North Carolina
Anti-SLAPP protection
North Carolina does not have an anti-SLAPP statute.
Helpful cases
North Carolina courts have only once, in passing, mentioned the term “SLAPP.” While North Carolina has no anti-SLAPP statute, these cases offer insight into how state courts have interpreted frivolous cases against publishers.
Daniels v. Metro Magazine Holding Company (2006)
The lawsuit focuses on an article published in Metro Magazine that focused on an editor’s experience with Sibil Lindsey Daniels, an insurance adjuster for Progressive, after his car was stolen and wrecked. Daniels sued the publication and the editor on three claims, including libel. The trial court granted the defendant’s motion to dismiss the lawsuit under G.S. § 1A-1, Rule 12(b)(6), which includes a failure to state a legitimate claim. The trial court’s decision was affirmed by the court of appeals. In its decision, the court found the majority of the contested statements were “clearly matters of personal opinion, or alternatively, hyperbole no reasonable reader would believe.” The court continued, the story is a “highly individualized, personal interpretation tainted by [the editor’s] own emotions, rather than a journalistic, factual recounting of events.” The court took the editor’s “open and obvious emotion and irrationality, combined with the absurd tone of the piece,” to conclude that a reader would understand the piece to be the editor’s interpretation of what happened.
LaComb v. Jacksonville Daily News Company (2001)
Daniel and Gail LaComb sued the Jacksonville Daily News after an article reported that the LaCombs had been charged with misdemeanor counts of “contributing to the delinquency of two minors.” The plaintiffs filed a defamation action alleging the article wrongly suggested the arrest was for sexual activity with the two minors. The trial court granted summary judgment in favor of the newspaper. The decision was affirmed by a court of appeals, which held that the reporting of the arrests was “substantially accurate” under the conditional “fair report privilege.” The court of appeals acknowledged the arrest warrant to be “somewhat ambiguous,” and that “taken as a whole, the newspaper article is a substantially accurate report of the allegations in the arrest warrant.”
Proffitt v. Greensboro News & Record, Inc (1988)

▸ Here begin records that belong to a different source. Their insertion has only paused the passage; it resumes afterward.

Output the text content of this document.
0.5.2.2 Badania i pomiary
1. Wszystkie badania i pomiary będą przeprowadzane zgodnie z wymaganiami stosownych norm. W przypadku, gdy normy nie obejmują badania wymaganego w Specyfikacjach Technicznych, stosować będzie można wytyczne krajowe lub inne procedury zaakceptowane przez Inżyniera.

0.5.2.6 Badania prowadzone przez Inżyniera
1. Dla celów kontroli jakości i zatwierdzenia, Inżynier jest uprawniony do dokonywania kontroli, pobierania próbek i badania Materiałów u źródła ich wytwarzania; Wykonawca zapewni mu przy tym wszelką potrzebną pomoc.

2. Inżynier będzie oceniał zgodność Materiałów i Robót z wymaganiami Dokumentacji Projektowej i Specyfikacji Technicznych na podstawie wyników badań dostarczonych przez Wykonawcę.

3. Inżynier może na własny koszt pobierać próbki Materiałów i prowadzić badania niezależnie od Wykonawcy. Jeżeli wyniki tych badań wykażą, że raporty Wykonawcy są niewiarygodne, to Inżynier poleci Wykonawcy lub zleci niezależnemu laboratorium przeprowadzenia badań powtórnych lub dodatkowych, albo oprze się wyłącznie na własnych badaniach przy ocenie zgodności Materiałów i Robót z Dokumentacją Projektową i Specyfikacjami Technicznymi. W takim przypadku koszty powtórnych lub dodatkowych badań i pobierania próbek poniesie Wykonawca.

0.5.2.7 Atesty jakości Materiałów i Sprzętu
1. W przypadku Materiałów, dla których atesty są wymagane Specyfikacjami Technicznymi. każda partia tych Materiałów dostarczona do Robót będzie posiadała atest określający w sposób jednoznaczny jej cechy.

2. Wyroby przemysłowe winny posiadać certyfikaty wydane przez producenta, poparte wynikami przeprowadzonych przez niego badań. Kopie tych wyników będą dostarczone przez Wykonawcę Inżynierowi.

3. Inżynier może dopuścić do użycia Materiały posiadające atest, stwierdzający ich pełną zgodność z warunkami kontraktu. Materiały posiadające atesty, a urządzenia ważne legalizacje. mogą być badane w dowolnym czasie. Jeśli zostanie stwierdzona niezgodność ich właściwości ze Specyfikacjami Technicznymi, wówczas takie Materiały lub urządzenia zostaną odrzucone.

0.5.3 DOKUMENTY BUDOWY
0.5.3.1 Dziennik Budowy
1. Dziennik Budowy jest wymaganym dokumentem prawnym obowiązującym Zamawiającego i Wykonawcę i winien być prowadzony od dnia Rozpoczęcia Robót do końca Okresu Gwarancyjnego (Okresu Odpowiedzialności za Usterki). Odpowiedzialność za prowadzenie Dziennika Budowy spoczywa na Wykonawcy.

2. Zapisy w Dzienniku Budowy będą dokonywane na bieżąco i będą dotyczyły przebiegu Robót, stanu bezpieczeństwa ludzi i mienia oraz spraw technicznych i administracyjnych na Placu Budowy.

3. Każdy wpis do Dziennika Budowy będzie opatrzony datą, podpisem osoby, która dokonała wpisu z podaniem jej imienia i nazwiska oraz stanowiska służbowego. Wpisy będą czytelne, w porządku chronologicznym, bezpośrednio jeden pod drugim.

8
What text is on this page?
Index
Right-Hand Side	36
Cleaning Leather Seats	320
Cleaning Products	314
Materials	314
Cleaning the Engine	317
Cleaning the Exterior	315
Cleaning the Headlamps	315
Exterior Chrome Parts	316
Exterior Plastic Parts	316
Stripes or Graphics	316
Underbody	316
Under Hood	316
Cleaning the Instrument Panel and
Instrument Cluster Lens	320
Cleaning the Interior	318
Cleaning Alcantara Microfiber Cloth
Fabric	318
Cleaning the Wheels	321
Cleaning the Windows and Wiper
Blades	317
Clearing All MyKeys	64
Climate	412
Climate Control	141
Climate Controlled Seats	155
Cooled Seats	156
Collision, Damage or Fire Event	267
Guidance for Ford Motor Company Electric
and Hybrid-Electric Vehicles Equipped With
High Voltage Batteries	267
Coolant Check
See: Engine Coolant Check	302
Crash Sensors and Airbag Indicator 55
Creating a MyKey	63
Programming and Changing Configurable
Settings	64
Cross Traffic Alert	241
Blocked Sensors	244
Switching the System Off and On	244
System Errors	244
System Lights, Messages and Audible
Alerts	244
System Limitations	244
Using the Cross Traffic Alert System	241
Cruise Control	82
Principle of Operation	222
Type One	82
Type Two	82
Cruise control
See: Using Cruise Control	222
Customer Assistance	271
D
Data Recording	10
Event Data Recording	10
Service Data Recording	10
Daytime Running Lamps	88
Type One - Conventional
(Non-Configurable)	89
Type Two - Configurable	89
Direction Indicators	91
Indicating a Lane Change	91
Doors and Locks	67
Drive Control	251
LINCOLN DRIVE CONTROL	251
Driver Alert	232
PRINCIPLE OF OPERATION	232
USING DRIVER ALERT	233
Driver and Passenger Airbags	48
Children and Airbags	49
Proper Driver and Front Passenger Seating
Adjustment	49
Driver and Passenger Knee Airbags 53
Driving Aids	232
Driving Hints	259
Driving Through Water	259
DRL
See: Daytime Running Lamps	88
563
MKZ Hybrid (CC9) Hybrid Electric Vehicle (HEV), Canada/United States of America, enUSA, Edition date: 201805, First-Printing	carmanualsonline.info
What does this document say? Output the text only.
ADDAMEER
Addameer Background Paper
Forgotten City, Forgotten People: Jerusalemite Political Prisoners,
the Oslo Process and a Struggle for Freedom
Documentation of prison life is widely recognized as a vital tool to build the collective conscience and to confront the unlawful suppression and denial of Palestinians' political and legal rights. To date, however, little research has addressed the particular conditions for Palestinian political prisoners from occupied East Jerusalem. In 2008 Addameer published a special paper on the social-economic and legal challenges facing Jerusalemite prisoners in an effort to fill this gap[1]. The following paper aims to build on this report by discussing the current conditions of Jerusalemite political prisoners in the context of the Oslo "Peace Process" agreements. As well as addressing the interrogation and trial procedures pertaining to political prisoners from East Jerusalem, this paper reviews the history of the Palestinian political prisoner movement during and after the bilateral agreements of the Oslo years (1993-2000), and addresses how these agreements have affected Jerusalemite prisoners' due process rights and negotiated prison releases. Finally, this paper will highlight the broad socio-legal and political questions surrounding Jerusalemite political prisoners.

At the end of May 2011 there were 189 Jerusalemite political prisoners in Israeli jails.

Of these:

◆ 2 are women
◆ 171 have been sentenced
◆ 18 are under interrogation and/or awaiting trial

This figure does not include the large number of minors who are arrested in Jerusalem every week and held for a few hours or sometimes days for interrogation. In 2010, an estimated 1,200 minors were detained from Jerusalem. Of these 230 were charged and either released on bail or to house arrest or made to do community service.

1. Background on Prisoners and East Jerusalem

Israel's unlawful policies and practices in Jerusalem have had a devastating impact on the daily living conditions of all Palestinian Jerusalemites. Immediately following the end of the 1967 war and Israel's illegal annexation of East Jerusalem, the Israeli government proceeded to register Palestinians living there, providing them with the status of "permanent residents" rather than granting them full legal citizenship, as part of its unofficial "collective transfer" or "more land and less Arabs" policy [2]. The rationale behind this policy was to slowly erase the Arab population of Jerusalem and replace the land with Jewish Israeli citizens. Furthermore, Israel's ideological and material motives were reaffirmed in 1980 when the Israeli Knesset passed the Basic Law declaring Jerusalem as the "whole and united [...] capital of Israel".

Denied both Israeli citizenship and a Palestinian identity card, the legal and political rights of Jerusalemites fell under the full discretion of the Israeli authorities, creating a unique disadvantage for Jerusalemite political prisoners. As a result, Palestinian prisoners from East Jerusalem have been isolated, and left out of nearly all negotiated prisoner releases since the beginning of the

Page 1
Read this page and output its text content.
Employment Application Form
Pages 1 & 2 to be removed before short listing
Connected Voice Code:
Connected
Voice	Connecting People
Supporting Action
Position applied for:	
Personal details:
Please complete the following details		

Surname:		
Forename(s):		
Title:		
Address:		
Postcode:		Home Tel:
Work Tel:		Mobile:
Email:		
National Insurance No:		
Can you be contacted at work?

A newspaper editorial accusing Proffitt, a former sheriff, of openly lying. Proffitt had recently been a subject of a state investigation into his alleged agreement to perform favors for an inmate in exchange for sex with the inmate’s girlfriend. In several stories in the Greensboro News & Record, the publication repeated the statement that the plaintiff denied having sex with the woman. A month after the investigation, Proffitt gave a press conference and released a statement in which he denied doing favors for the inmate, but “did not specifically deny having sex” with the girlfriend. When he later testified in a criminal trial for bribery, he admitted to having sex but denied it being tied to favors to the inmate. He was found to be not guilty. A day later, the paper published an editorial calling for the removal of Proffitt that alleged the sheriff “openly lied to the public” when he “initially denied either having sex with the woman or performing favors for the inmate.” After the newspaper denied a request for a retraction, the plaintiff sued for defamation. Proffitt argued he denied having sex “in exchange for favors” and referenced a previous editorial in the newspaper to show the paper knew he had not denied having sex with the woman. The trial court granted summary judgment for the defendants. The opinion was supported by a court of appeals. In its opinion, judges focused on the significance of the word “initially” and reference how other published articles in the paper reported on Proffitt. They ruled that “at most, there is a conflict in the evidence as to whether the plaintiff initially denied having sex” with the woman, but that it did not constitute actual malice.
Legislation
There have been a few attempts to introduce an anti-SLAPP bill modeled after the Uniform Public Expression Protection Act. In 2023, House Bill 144 was approved by the Judiciary 1 Committee, before dying in the Rules Committee. A similar bill, House Bill 1017, died in 2022.
Additional
While North Carolina doesn’t have an anti-SLAPP statute, other statutes may provide some assistance to those facing frivolous suits. For example, NC. GS § 1D-45 allows the court to award attorneys’ fees against someone who files a claim for punitive damages when they know it or “should have known” it to be frivolous or malicious.